Origin of "sacked" or "got the sack"?

If you click on the Etymology Online link in my first reply to this thread, you can see what they say about both of those senses. The plunder sense comes from the idea of putting booty in a bag, and the football sense comes from the plunder sense.

–Mark

Yup. I’m familiar with the word “sacked” as it relates to getting fired.

At least any American who has read the credits in Monty Python and the Holy Grail.

It is in Finance too, as it renders you unable to screw with accounts and inventory.

I’ve heard the term “sacked” many times in this context. As much or maybe more than “canned”.

I grew up (and still live) in the Pacific Northwest. I thought it was a common term in the US.

And collecting your things isn’t cold or rare… What else are you going to do with personal items? Whether you’re being escorted out by security or leaving on your own terms you need to carry them out somehow. A box is probably the most convenient way.

What would be cold is confiscating an employee’s personal effects after they’re terminated. Which I’ve never heard of luckily.

In all my years of office employment the only personal article I had on the job was a copy of Annotations to Finnegans Wake, and that was for one truly sucky job.

I’m not sure what that says about me.

“Take your things if you want to live.” :smiley:

I can’t say where I first heard it. I work with a some Brits now but I’m sure I’ve known this term for a long time. It’s possible I first picked it up watching BBC shows like Monty Python way back when, I just can’t say I know of a time when I didn’t know what it meant. One problem is that it’s meaning is obvious in context.

I see. Thank you. (Now I’m wondering where “canned” comes from!)

Yeah, I was a kid when I saw ‘sacked’ for the first time in Holy Grail in '76 and I didn’t know what it meant (it’s actually in the opening credits, the film has no ending credits). Sort of because I didn’t know what it actually meant and because I was a kid it still seemed funny (like they were actually put in a sack or something)…

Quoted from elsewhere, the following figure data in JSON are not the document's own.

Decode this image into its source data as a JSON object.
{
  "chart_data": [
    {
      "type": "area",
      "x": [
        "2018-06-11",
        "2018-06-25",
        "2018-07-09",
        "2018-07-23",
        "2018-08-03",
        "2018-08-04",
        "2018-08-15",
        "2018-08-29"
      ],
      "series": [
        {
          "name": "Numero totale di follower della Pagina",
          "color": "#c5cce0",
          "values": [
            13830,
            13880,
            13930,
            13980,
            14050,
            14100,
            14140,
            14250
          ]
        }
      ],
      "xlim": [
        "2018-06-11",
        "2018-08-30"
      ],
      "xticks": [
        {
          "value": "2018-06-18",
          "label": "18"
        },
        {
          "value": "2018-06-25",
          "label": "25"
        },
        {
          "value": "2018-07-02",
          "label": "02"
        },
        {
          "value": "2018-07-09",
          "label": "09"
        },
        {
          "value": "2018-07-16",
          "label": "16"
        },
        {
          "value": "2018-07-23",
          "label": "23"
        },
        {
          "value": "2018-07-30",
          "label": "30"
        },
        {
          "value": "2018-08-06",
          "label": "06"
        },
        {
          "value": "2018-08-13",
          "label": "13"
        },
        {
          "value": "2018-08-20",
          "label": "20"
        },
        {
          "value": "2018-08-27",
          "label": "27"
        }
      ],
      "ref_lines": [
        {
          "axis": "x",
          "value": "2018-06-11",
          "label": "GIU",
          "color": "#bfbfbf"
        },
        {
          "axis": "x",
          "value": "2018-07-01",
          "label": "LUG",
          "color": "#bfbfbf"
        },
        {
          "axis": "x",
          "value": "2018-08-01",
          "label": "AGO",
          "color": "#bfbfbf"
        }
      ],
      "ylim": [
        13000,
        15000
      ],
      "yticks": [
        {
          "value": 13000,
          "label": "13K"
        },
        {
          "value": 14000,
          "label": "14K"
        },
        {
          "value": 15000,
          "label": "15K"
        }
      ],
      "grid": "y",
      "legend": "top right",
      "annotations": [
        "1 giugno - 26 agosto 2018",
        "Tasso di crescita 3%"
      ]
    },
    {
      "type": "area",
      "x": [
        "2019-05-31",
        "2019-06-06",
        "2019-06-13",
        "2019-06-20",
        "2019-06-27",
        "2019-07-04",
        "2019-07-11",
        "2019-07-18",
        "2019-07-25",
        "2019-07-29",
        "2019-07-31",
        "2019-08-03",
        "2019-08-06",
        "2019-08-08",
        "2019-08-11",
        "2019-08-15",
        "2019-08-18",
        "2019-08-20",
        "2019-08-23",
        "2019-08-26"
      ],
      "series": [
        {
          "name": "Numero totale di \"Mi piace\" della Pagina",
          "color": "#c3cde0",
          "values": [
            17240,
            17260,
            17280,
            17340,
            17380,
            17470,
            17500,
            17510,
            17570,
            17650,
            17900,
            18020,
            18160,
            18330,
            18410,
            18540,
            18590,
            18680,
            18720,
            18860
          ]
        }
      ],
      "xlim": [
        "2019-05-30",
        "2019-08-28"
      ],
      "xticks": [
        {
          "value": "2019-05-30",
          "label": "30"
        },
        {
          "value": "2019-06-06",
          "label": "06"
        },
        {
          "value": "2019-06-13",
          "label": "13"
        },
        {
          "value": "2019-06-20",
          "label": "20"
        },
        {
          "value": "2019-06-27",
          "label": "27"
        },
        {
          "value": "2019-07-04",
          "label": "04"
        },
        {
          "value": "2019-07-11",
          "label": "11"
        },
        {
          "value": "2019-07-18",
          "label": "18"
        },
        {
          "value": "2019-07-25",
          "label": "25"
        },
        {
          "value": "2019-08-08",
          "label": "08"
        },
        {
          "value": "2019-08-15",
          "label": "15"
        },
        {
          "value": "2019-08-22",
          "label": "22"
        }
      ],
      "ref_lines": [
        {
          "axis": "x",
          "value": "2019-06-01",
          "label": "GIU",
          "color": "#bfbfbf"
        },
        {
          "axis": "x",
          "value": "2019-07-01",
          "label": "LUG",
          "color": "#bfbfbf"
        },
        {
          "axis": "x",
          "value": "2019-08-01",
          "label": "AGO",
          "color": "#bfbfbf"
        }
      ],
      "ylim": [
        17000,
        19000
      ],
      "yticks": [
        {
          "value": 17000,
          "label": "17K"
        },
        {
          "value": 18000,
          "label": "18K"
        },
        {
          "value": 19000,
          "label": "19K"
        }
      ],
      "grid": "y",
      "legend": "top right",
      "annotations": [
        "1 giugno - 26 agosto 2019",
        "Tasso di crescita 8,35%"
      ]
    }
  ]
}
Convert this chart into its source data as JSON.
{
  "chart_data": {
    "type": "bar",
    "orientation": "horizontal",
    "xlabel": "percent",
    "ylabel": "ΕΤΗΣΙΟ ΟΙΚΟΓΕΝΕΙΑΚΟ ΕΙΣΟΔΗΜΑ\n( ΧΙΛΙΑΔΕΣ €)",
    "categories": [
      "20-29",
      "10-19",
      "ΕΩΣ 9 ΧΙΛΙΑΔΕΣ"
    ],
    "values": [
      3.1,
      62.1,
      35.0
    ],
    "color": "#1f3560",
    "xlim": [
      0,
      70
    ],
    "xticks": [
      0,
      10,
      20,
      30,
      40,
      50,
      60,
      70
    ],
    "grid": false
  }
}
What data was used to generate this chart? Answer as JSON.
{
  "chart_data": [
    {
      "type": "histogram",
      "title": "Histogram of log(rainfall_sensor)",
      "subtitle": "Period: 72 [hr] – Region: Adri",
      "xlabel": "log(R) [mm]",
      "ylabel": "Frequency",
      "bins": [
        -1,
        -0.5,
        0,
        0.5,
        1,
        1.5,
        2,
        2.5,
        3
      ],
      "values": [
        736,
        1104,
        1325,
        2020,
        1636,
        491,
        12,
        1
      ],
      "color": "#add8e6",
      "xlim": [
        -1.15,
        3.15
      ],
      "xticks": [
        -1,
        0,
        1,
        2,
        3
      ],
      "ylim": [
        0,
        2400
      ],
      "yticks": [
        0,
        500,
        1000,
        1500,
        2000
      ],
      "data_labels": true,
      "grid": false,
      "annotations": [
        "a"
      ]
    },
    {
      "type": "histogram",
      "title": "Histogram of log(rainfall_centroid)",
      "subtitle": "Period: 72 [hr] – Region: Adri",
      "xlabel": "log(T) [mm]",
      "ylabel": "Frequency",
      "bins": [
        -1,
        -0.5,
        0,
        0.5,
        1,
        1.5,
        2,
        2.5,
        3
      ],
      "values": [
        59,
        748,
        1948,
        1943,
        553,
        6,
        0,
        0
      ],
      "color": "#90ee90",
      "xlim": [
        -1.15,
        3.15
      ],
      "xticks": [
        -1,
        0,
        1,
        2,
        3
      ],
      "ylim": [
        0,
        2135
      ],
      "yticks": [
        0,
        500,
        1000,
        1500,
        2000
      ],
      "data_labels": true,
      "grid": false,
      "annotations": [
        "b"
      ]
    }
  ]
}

“Those responsible for the previous sackings, have been sacked…”

It’s a US usage. Probably the original sense was “thrown in the trashcan”; hence, “discarded”, hence “dismissed”. “Can it!” in the sense of “stop that behaviour” is also a US usage, and probably has a similar derivation. Both turn up the early twentieth century.

“Canned” is one of those words that can have almost diametrically opposed senses - “canned” meaning discarded versus “canned” meaning preserved. The first sense derives from trashcan, of course, and the second from cans or cannisters used to keep things. A sound or film recording which has been “canned” has been completed, not discarded, and of course we have canned laughter. But I think the “discard” sense is gradually eclipsing the “preserve” sense.

In most of the rest of the anglosphere, things are discarded in dustbins, not trashcans, and they are preserved in tins, not cans, so these usages have limited penetration outside US English, and other variants influenced by US English.

I did a lot of work with NCR in the 90’s. They would tell you that "you’re fired"come from the former head of NCR who when getting rid of a particular employee, dragged his desk out too and set fire to it.

sorry, no cite & not sure whether it’s not an urban legend…

Do the Brits still use the word “tip” for trash? (It’s in the Wake often, since I mentioned it.)

Even ignoring the absurdity of a company destroying valuable property for no reason, the word “fired” in the “dismissed from work” sense dates from 1885 (cite). NCR was founded in 1884, but it’s highly unlikely that (a) a lot of people were fired within the first year, (b) that the bizarre practice of burning their desk developed in that short time, (c) that the company was successful enough in their first year that they could afford to frivolously destroy desks, and (d) that the idea spread and became a widely known expression among the general population in that short time.

–Mark

To drive a stake through the heart of that canard, the OED now has an 1879 cite–

I’m disappointed. I was hoping it went back to the Roman punishment (for parracide) of literally sewing someone into a sack with several animals and throwing them into the Tiber, there to drown.